TANGERANGBERKABAR.ID – Air mata mungkin tak tampak jatuh di pipi sang kakek, namun beban di pundaknya terasa begitu berat saat ia dipaksa berdiri lemas di hadapan kamera. Seorang pria tua penjual es kue jadul baru-baru ini menjadi korban fitnah keji yang dilakukan oleh oknum aparat dan warga, hanya karena tekstur dagangannya yang kenyal dianggap menyerupai spons pencuci piring.
Dalam sebuah video yang sempat viral dan memicu kemarahan publik, kakek tersebut tampak dikerumuni oleh beberapa pria, termasuk oknum berseragam. Dengan nada menuduh, mereka memeras es kue berwarna merah muda tersebut di depan kamera, mencoba membuktikan bahwa makanan itu adalah benda mati yang tak layak konsumsi.
“Ini spons, ini kalau dibakar meleleh,” ujar salah satu pria dalam video tersebut dengan penuh keyakinan, tanpa sedikit pun memberi kesempatan bagi sang kakek untuk membela diri.
Sang kakek hanya bisa terdiam, tertunduk lesu di bawah topi rimbanya. Wajah rentanya menyimpan kesedihan yang mendalam; ia yang hanya mencoba menyambung hidup dengan berjualan jajanan murah meriah, justru dituduh meracuni anak-anak demi keuntungan yang tak seberapa.
Setelah video tersebut menyebar dan menghancurkan reputasi serta perasaan sang kakek, fakta sebenarnya baru terungkap. Hasil pengujian menunjukkan bahwa es kue tersebut 100% layak konsumsi. Tekstur yang dituduh sebagai “spons” tersebut tak lain adalah karakteristik khas dari kue jadul berbahan dasar tepung hunkue yang dibekukan—sebuah resep tradisional yang mungkin sudah asing bagi mereka yang lebih memilih menghakimi daripada bertanya.

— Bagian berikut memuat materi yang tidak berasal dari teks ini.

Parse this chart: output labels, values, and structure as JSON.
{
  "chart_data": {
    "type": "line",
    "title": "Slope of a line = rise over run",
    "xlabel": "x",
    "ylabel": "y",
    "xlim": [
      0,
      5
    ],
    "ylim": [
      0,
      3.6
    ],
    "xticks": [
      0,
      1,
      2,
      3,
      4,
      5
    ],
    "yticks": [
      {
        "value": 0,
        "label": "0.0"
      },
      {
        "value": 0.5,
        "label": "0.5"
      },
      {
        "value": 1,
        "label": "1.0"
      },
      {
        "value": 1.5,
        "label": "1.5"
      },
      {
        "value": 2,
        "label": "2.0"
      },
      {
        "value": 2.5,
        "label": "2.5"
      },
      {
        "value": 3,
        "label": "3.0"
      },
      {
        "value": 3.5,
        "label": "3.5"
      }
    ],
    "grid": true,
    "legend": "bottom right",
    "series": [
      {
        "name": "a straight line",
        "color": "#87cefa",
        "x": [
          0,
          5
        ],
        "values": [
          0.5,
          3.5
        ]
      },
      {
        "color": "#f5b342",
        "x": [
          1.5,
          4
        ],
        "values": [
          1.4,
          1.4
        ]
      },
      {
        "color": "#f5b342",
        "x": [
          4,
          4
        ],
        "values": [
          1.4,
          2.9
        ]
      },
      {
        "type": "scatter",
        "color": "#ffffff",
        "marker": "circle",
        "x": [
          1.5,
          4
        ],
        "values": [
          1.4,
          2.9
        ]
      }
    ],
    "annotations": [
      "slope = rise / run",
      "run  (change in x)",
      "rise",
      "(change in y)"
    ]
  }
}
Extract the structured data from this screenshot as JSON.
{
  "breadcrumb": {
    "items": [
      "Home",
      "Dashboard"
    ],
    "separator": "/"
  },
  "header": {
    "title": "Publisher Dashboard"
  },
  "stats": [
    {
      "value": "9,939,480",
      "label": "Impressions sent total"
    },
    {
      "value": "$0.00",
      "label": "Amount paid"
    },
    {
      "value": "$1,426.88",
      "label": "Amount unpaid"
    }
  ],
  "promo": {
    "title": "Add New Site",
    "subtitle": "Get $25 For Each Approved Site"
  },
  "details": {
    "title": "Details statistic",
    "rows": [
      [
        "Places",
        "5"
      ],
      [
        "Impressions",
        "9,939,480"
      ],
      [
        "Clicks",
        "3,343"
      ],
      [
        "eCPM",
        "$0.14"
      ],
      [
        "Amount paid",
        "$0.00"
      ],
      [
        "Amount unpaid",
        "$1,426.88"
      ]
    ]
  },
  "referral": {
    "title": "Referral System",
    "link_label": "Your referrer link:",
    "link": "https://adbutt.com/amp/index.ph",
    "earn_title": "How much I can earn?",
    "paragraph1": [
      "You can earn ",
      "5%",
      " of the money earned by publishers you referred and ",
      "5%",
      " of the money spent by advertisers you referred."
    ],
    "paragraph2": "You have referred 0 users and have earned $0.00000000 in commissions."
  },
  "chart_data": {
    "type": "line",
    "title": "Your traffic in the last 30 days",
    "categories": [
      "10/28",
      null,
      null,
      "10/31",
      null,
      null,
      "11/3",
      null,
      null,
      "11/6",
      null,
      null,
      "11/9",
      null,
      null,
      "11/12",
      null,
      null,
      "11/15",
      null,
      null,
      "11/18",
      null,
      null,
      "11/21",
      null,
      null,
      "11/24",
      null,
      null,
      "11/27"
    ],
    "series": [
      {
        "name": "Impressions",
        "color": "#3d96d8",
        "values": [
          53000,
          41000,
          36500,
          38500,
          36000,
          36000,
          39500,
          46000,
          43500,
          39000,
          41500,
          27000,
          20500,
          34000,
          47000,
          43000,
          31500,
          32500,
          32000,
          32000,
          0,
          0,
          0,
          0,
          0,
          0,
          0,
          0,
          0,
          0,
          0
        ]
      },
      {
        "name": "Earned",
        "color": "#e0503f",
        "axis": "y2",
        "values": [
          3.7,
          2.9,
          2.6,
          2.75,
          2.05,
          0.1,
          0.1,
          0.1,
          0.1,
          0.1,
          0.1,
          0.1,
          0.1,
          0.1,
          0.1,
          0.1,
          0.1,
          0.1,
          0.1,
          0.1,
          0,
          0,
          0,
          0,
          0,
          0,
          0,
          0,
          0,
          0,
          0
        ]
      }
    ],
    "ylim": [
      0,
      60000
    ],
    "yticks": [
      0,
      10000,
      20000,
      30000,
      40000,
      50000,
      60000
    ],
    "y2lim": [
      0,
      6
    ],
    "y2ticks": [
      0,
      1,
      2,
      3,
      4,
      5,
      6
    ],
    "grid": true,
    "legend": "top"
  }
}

Sontak, netizen pun bereaksi keras. Banyak yang mengecam tindakan oknum tersebut yang dianggap bertindak sewenang-wenang tanpa melakukan uji laboratorium terlebih dahulu.
“Kebayang gak gimana hancurnya hati kakek itu? Udah capek keliling jualan, bukannya dibantu malah difitnah dan dipermalukan di depan orang banyak,” tulis salah satu netizen di kolom komentar.
Kasus ini bukan hanya soal kesalahan identifikasi makanan, melainkan soal bagaimana martabat seorang rakyat kecil begitu mudahnya diinjak-injak demi konten atau rasa aman yang semu. Di usia senjanya, kakek ini harus menanggung trauma psikis dan kerugian materiil akibat tuduhan yang sama sekali tidak berdasar.
Kini, meski namanya sudah dibersihkan, luka di hati sang kakek mungkin tak akan sembuh secepat video klarifikasi yang beredar. Publik menuntut adanya permintaan maaf secara terbuka dari pihak-pihak yang telah mempermalukannya, serta dukungan bagi sang kakek agar ia bisa kembali berjualan dengan tenang.